Foto - Boeing

Após sofrer problemas com os motores e ter seu primeiro voo novamente adiado, o Boeing 777-9X agora deve realizar seu primeiro voo somente no final de 2019, de acordo com uma informação publicada ontem pela GE e confirmada pelo vice-presidente da empresa.

A GE precisará de vários meses para desenvolver e testar as correções para o motor, e o primeiro voo parece ser mais provável no período de outubro a novembro deste ano.

Apesar disso, Bill Fitzgerald, vice-presidente da GE Aviation Commercial Engines, disse que as modificações serão concluídas nesta data, mas a Boeing que vai decidir quando realizar o primeiro voo da aeronave, então esse período informado pode ser alterado.

“Estamos aproveitando ao máximo este tempo, obviamente, e continuando a trabalhar para acertar o primeiro voo com este avião”, disse McAllister. “Há muitas atividades que podemos fazer à esquerda antes de nosso programa de testes de voo, para nos certificarmos de que abordamos todas as oportunidades para avançar a prontidão do avião antes de seu primeiro voo.”

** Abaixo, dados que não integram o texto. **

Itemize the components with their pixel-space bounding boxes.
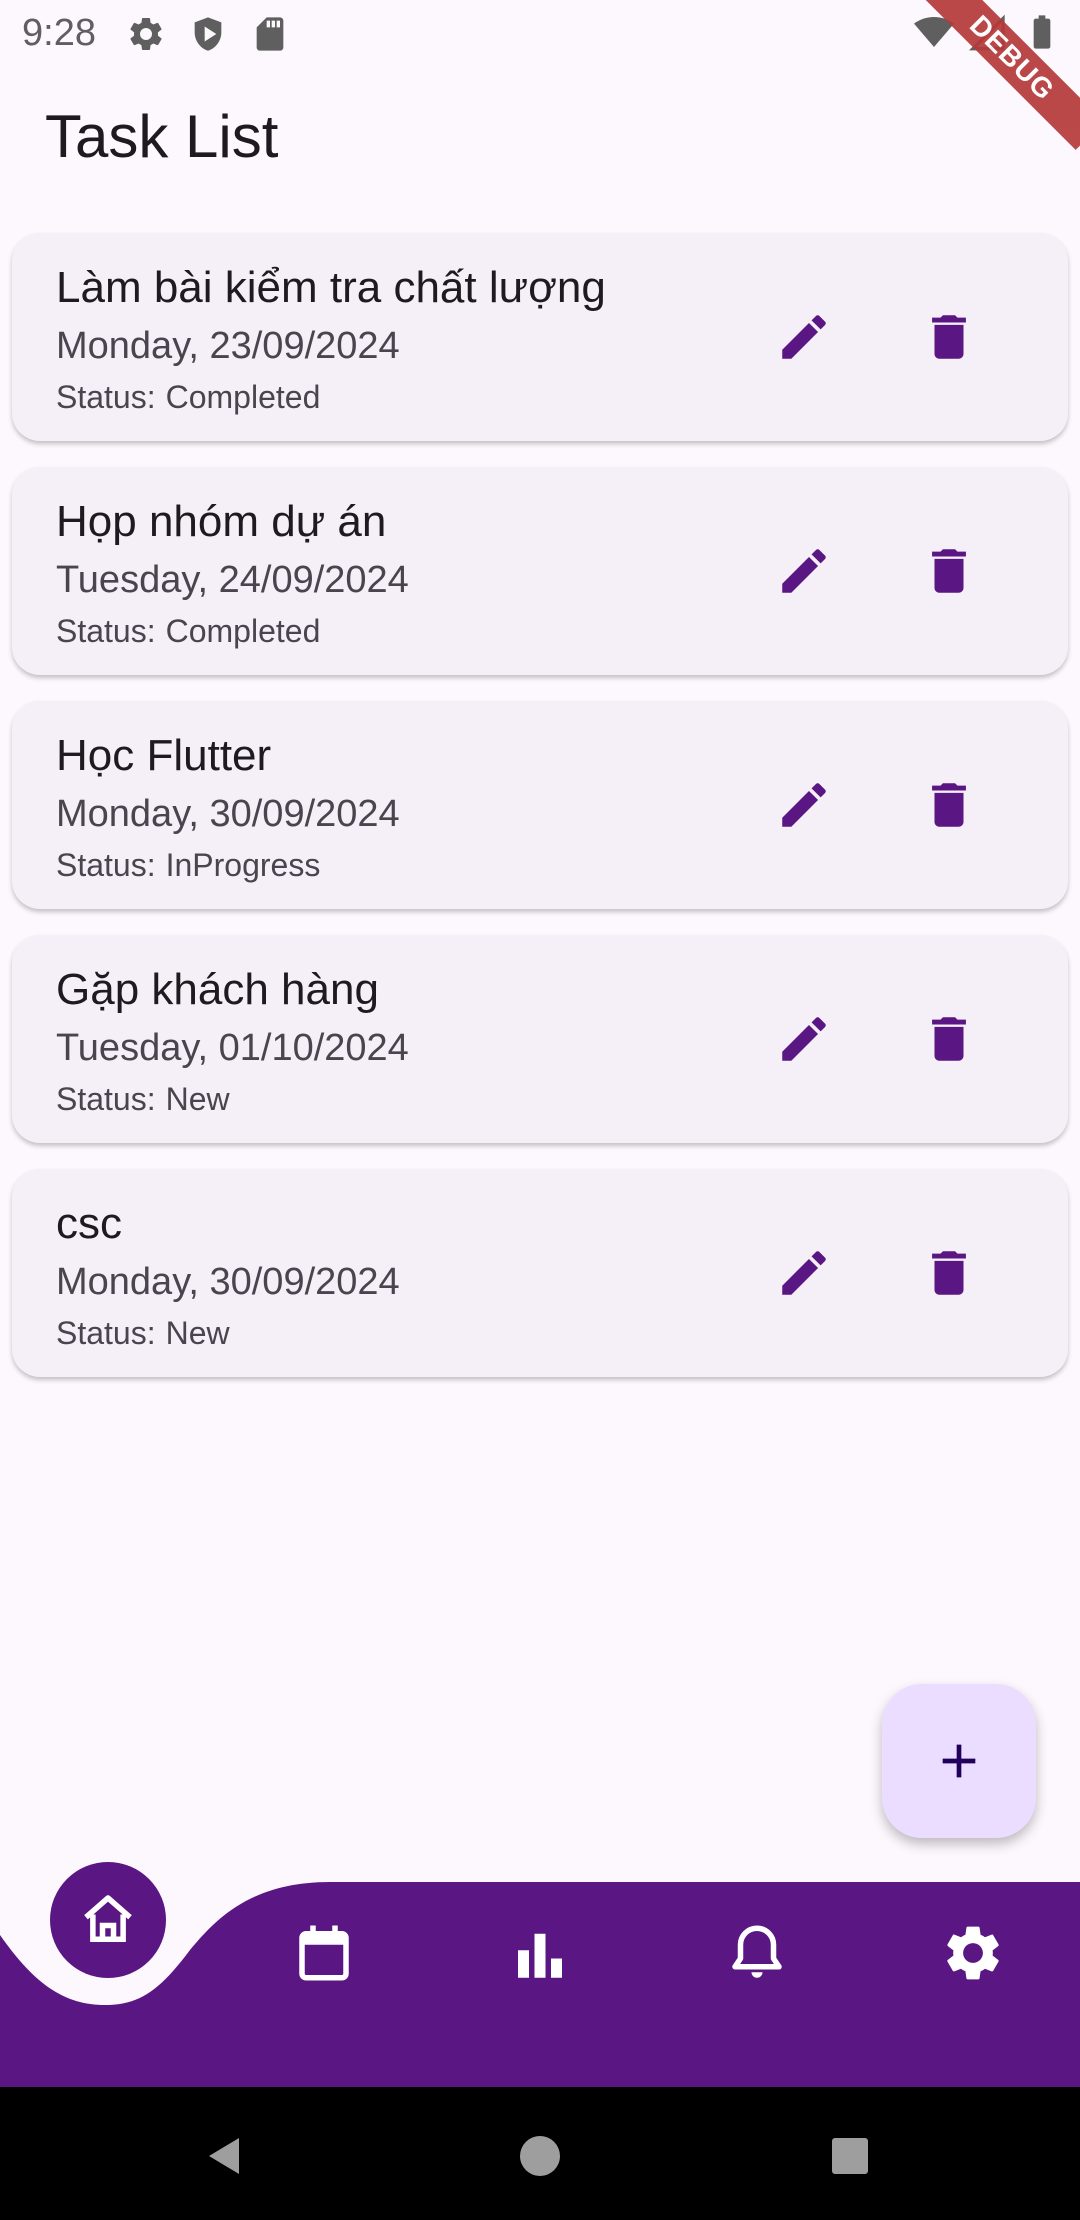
back-icon: [209, 2138, 239, 2174]
task-status-value: New: [165, 1315, 230, 1351]
signal-icon: [968, 12, 1008, 57]
status-icons-right: [914, 12, 1062, 57]
add-task-button[interactable]: [882, 1684, 1036, 1838]
edit-button[interactable]: [772, 1241, 836, 1305]
task-list: Làm bài kiểm tra chất lượng Monday, 23/0…: [12, 233, 1068, 1403]
task-title: Họp nhóm dự án: [56, 497, 387, 546]
task-title: Học Flutter: [56, 731, 272, 780]
edit-button[interactable]: [772, 539, 836, 603]
task-date: Monday, 30/09/2024: [56, 1261, 400, 1303]
home-circle-icon: [520, 2136, 560, 2176]
status-bar: 9:28: [0, 0, 1080, 66]
system-navigation-bar: [0, 2087, 1080, 2220]
task-card[interactable]: Họp nhóm dự án Tuesday, 24/09/2024 Statu…: [12, 467, 1068, 675]
home-icon: [84, 1895, 132, 1942]
edit-icon: [782, 783, 826, 827]
task-card[interactable]: Làm bài kiểm tra chất lượng Monday, 23/0…: [12, 233, 1068, 441]
shield-play-icon: [188, 14, 228, 59]
edit-button[interactable]: [772, 1007, 836, 1071]
task-status-label: Status:: [56, 847, 156, 883]
task-title: csc: [56, 1199, 122, 1248]
delete-icon: [932, 315, 966, 359]
task-title: Làm bài kiểm tra chất lượng: [56, 263, 606, 312]
delete-icon: [932, 1017, 966, 1061]
plus-icon: [942, 1744, 976, 1778]
task-card[interactable]: Học Flutter Monday, 30/09/2024 Status: In…: [12, 701, 1068, 909]
task-title: Gặp khách hàng: [56, 965, 379, 1014]
delete-button[interactable]: [917, 1241, 981, 1305]
nav-home[interactable]: [50, 1862, 166, 1978]
task-status-value: InProgress: [165, 847, 321, 883]
system-home-button[interactable]: [515, 2131, 565, 2181]
delete-button[interactable]: [917, 1007, 981, 1071]
settings-icon: [947, 1926, 999, 1980]
task-status-label: Status:: [56, 379, 156, 415]
delete-button[interactable]: [917, 305, 981, 369]
task-status-value: New: [165, 1081, 230, 1117]
task-status-label: Status:: [56, 1315, 156, 1351]
status-time: 9:28: [22, 12, 96, 54]
delete-icon: [932, 1251, 966, 1295]
task-status-value: Completed: [165, 379, 321, 415]
task-status: Status: InProgress: [56, 847, 320, 884]
task-date: Tuesday, 01/10/2024: [56, 1027, 409, 1069]
nav-settings[interactable]: [938, 1918, 1008, 1988]
nav-calendar[interactable]: [289, 1918, 359, 1988]
task-date: Tuesday, 24/09/2024: [56, 559, 409, 601]
task-status: Status: Completed: [56, 379, 320, 416]
delete-icon: [932, 549, 966, 593]
edit-button[interactable]: [772, 305, 836, 369]
nav-notifications[interactable]: [722, 1918, 792, 1988]
task-status: Status: New: [56, 1081, 230, 1118]
calendar-icon: [299, 1925, 349, 1981]
nav-stats[interactable]: [505, 1918, 575, 1988]
edit-button[interactable]: [772, 773, 836, 837]
task-card[interactable]: csc Monday, 30/09/2024 Status: New: [12, 1169, 1068, 1377]
task-status-value: Completed: [165, 613, 321, 649]
system-back-button[interactable]: [200, 2131, 250, 2181]
recents-icon: [832, 2138, 868, 2174]
task-status-label: Status:: [56, 613, 156, 649]
edit-icon: [782, 549, 826, 593]
delete-button[interactable]: [917, 539, 981, 603]
bar-chart-icon: [518, 1933, 562, 1978]
delete-icon: [932, 783, 966, 827]
status-icons-left: [126, 14, 290, 59]
edit-icon: [782, 1017, 826, 1061]
bell-icon: [732, 1925, 782, 1978]
wifi-icon: [914, 12, 954, 57]
edit-icon: [782, 1251, 826, 1295]
page-title: Task List: [45, 103, 279, 170]
battery-icon: [1022, 12, 1062, 57]
task-date: Monday, 23/09/2024: [56, 325, 400, 367]
system-recents-button[interactable]: [825, 2131, 875, 2181]
task-card[interactable]: Gặp khách hàng Tuesday, 01/10/2024 Statu…: [12, 935, 1068, 1143]
task-date: Monday, 30/09/2024: [56, 793, 400, 835]
edit-icon: [782, 315, 826, 359]
task-status: Status: Completed: [56, 613, 320, 650]
task-status-label: Status:: [56, 1081, 156, 1117]
delete-button[interactable]: [917, 773, 981, 837]
sd-card-icon: [250, 14, 290, 59]
gear-icon: [126, 14, 166, 59]
task-status: Status: New: [56, 1315, 230, 1352]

A primeira entrega continua estimada para 2020, mesmo que o avião não tenha iniciado o período de certificação em voo. A Boeing já produziu duas unidades para testes em voo do 777X, além de uma unidade para testes estáticos e uma aeronave de série, para a Lufthansa.

 

Sobre o problema

O problema foi detectado no final de maio, quando as leituras da temperatura dos gases de escape estavam fora do intervalo esperado pelos engenheiros.


A GE disse que até agosto instalará uma peça “mais robusta” e reprojetada em todos os oito motores envolvidos no programa de testes GE9X.

“Durante um teste de fábrica, um motor nos deu um sinal sobre sua saúde. Tivemos uma anomalia no compressor e paramos o funcionamento e os testes”, disse a GE. “É um problema mecânico e não tem nada a ver com o desempenho geral do motor ou com a maneira como ele foi projetado”.

De acordo com a GE, a área que um problema foi detectado está no compressor de alta pressão, pelo tamanho do motor, o local tem 11 estágios, até chegar na câmara de combustão.

“Não é uma questão aerodinâmica”, disse a GE. Várias soluções estão sendo estudadas, embora a GE tenha se recusado a fornecer mais detalhes até que a correção seja finalizada.

 

Boeing 777X

O Boeing 777X conta com duas opções de aeronaves, a 777-8X é capaz de receber 350 assentos em configuração padrão de duas classes, seu alcance é de até 15000 km. Já o 777-9X, a maior variante da família T7 até hoje, será capaz de receber 450 passageiros em uma configuração de duas classes, com autonomia para 13200 km de voo.

O Boeing 777-9X que foi apresentado tem 76,7 metros de comprimento.

O novo avião inclui a combinação de “muitas heranças do 777 e do 787”, disse Beezhold. “Fizemos a fuselagem mais larga do que a do -300ER, para assentos mais confortáveis e fileiras com até 10 assentos.”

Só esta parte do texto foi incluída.